With the Olympics, John felt it was an opportunity for his staff to have a couple of months off.

“But after a meeting with London Mayor Boris Johnson, he got permission to stage events next to big screens at three centres and was carried along by national pride.

“You could sense there was a worldwide expectation that London would fail,” he recalls. “But we delivered in every way. I’m proud to have been part of that.”

Last summer, he oversaw 600,000 people visiting shows at the Olympic Park, even though ‘‘part of it is still a building site’’.

“Every night we’ve got something on somewhere,” he smiles. “From 200 people at a venue like the Academy in Birmingham, to 15,000 people at somewhere like the NIA.”

John wonders if any of this would have happened if he hadn’t walked out on his father. Seeing him only once a year, by the time he was dying from cancer it was too late to make up for lost time.
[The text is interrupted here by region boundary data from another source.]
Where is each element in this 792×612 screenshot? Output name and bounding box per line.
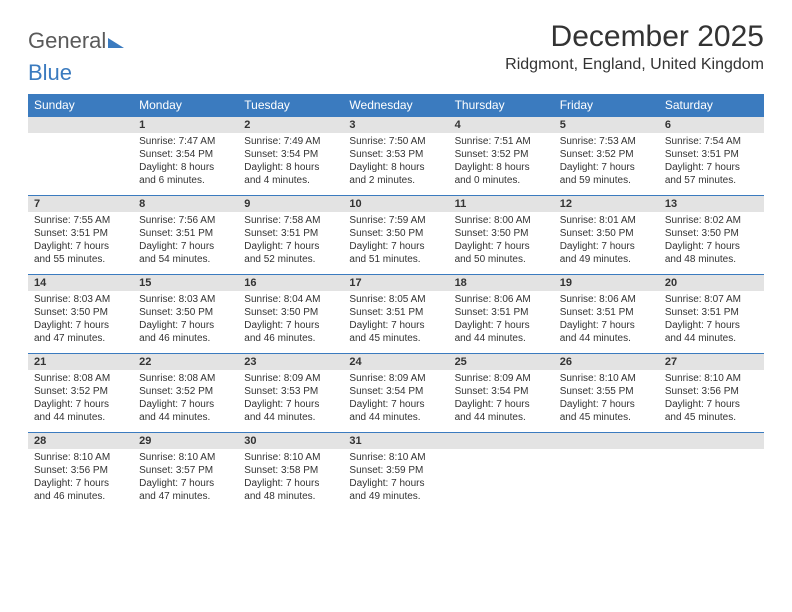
day-number: 15 [133, 275, 238, 292]
day-number: 25 [449, 354, 554, 371]
detail-row: Sunrise: 8:10 AMSunset: 3:56 PMDaylight:… [28, 449, 764, 511]
day-number: 2 [238, 117, 343, 134]
day-number: 31 [343, 433, 448, 450]
detail-row: Sunrise: 7:47 AMSunset: 3:54 PMDaylight:… [28, 133, 764, 196]
daynum-row: 14151617181920 [28, 275, 764, 292]
calendar-body: 123456Sunrise: 7:47 AMSunset: 3:54 PMDay… [28, 117, 764, 512]
day-cell: Sunrise: 8:03 AMSunset: 3:50 PMDaylight:… [28, 291, 133, 354]
day-cell: Sunrise: 8:10 AMSunset: 3:55 PMDaylight:… [554, 370, 659, 433]
day-number: 24 [343, 354, 448, 371]
logo-text-blue: Blue [28, 60, 72, 86]
day-number: 27 [659, 354, 764, 371]
day-number: 3 [343, 117, 448, 134]
day-number: 26 [554, 354, 659, 371]
day-cell: Sunrise: 8:04 AMSunset: 3:50 PMDaylight:… [238, 291, 343, 354]
day-number: 17 [343, 275, 448, 292]
day-cell [449, 449, 554, 511]
day-number: 19 [554, 275, 659, 292]
day-cell: Sunrise: 8:01 AMSunset: 3:50 PMDaylight:… [554, 212, 659, 275]
day-cell: Sunrise: 7:51 AMSunset: 3:52 PMDaylight:… [449, 133, 554, 196]
detail-row: Sunrise: 8:08 AMSunset: 3:52 PMDaylight:… [28, 370, 764, 433]
day-number: 1 [133, 117, 238, 134]
dow-header: Saturday [659, 94, 764, 117]
day-number: 13 [659, 196, 764, 213]
day-number: 12 [554, 196, 659, 213]
day-number: 10 [343, 196, 448, 213]
day-cell: Sunrise: 7:58 AMSunset: 3:51 PMDaylight:… [238, 212, 343, 275]
day-number: 8 [133, 196, 238, 213]
daynum-row: 123456 [28, 117, 764, 134]
day-number: 22 [133, 354, 238, 371]
day-number: 16 [238, 275, 343, 292]
dow-header-row: SundayMondayTuesdayWednesdayThursdayFrid… [28, 94, 764, 117]
daynum-row: 21222324252627 [28, 354, 764, 371]
page-title: December 2025 [505, 20, 764, 54]
day-cell: Sunrise: 7:50 AMSunset: 3:53 PMDaylight:… [343, 133, 448, 196]
day-cell: Sunrise: 8:03 AMSunset: 3:50 PMDaylight:… [133, 291, 238, 354]
day-number: 11 [449, 196, 554, 213]
logo: General [28, 28, 124, 54]
day-cell [554, 449, 659, 511]
day-cell: Sunrise: 7:54 AMSunset: 3:51 PMDaylight:… [659, 133, 764, 196]
day-cell: Sunrise: 8:08 AMSunset: 3:52 PMDaylight:… [133, 370, 238, 433]
logo-triangle-icon [108, 38, 124, 48]
day-cell: Sunrise: 8:10 AMSunset: 3:57 PMDaylight:… [133, 449, 238, 511]
day-cell: Sunrise: 8:08 AMSunset: 3:52 PMDaylight:… [28, 370, 133, 433]
dow-header: Tuesday [238, 94, 343, 117]
day-number: 6 [659, 117, 764, 134]
day-cell: Sunrise: 8:06 AMSunset: 3:51 PMDaylight:… [554, 291, 659, 354]
day-number: 20 [659, 275, 764, 292]
day-cell: Sunrise: 7:49 AMSunset: 3:54 PMDaylight:… [238, 133, 343, 196]
day-number: 14 [28, 275, 133, 292]
day-number: 23 [238, 354, 343, 371]
day-cell: Sunrise: 8:07 AMSunset: 3:51 PMDaylight:… [659, 291, 764, 354]
day-cell: Sunrise: 7:56 AMSunset: 3:51 PMDaylight:… [133, 212, 238, 275]
day-number: 21 [28, 354, 133, 371]
day-number: 7 [28, 196, 133, 213]
day-cell: Sunrise: 8:09 AMSunset: 3:54 PMDaylight:… [343, 370, 448, 433]
day-cell: Sunrise: 8:05 AMSunset: 3:51 PMDaylight:… [343, 291, 448, 354]
day-number [28, 117, 133, 134]
logo-text-general: General [28, 28, 106, 54]
dow-header: Thursday [449, 94, 554, 117]
day-number [449, 433, 554, 450]
day-cell: Sunrise: 8:06 AMSunset: 3:51 PMDaylight:… [449, 291, 554, 354]
calendar-table: SundayMondayTuesdayWednesdayThursdayFrid… [28, 94, 764, 511]
day-cell: Sunrise: 8:02 AMSunset: 3:50 PMDaylight:… [659, 212, 764, 275]
day-cell [659, 449, 764, 511]
day-number [659, 433, 764, 450]
dow-header: Wednesday [343, 94, 448, 117]
day-cell: Sunrise: 8:09 AMSunset: 3:54 PMDaylight:… [449, 370, 554, 433]
day-cell [28, 133, 133, 196]
day-number: 9 [238, 196, 343, 213]
dow-header: Sunday [28, 94, 133, 117]
day-cell: Sunrise: 7:55 AMSunset: 3:51 PMDaylight:… [28, 212, 133, 275]
day-cell: Sunrise: 8:09 AMSunset: 3:53 PMDaylight:… [238, 370, 343, 433]
day-cell: Sunrise: 8:10 AMSunset: 3:58 PMDaylight:… [238, 449, 343, 511]
detail-row: Sunrise: 8:03 AMSunset: 3:50 PMDaylight:… [28, 291, 764, 354]
day-number: 29 [133, 433, 238, 450]
day-number: 18 [449, 275, 554, 292]
detail-row: Sunrise: 7:55 AMSunset: 3:51 PMDaylight:… [28, 212, 764, 275]
daynum-row: 78910111213 [28, 196, 764, 213]
day-cell: Sunrise: 8:10 AMSunset: 3:59 PMDaylight:… [343, 449, 448, 511]
day-number [554, 433, 659, 450]
day-number: 4 [449, 117, 554, 134]
location-label: Ridgmont, England, United Kingdom [505, 56, 764, 74]
day-cell: Sunrise: 8:10 AMSunset: 3:56 PMDaylight:… [659, 370, 764, 433]
day-cell: Sunrise: 8:10 AMSunset: 3:56 PMDaylight:… [28, 449, 133, 511]
day-cell: Sunrise: 7:59 AMSunset: 3:50 PMDaylight:… [343, 212, 448, 275]
day-cell: Sunrise: 7:47 AMSunset: 3:54 PMDaylight:… [133, 133, 238, 196]
day-number: 5 [554, 117, 659, 134]
day-number: 30 [238, 433, 343, 450]
daynum-row: 28293031 [28, 433, 764, 450]
day-cell: Sunrise: 7:53 AMSunset: 3:52 PMDaylight:… [554, 133, 659, 196]
day-cell: Sunrise: 8:00 AMSunset: 3:50 PMDaylight:… [449, 212, 554, 275]
dow-header: Friday [554, 94, 659, 117]
dow-header: Monday [133, 94, 238, 117]
day-number: 28 [28, 433, 133, 450]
Pride and comfort has come from being a father himself to son Jack, 12, and Ellie, who is now ‘‘14 going on 18’’.

“My wife, Rae, has been an absolute pillar,” he admits. “The kids go to Rock School every Wednesday and it’s amazing the confidence it gives them.

“I didn’t even know Ellie could play drums until I went to pick them up and they all had to perform.”

Today, he’s looking forward to this weekend’s Wireless Festival between London and Birmingham.

Three days, two venues, one huge festival – and stars such as Kanye West, Drake, Bruno Mars and Pharrell Williams. It’s as if keeping the event in one city would have been too easy...

Modest as ever, John says: “I’m just very proud to be able to bring it home... to Birmingham.”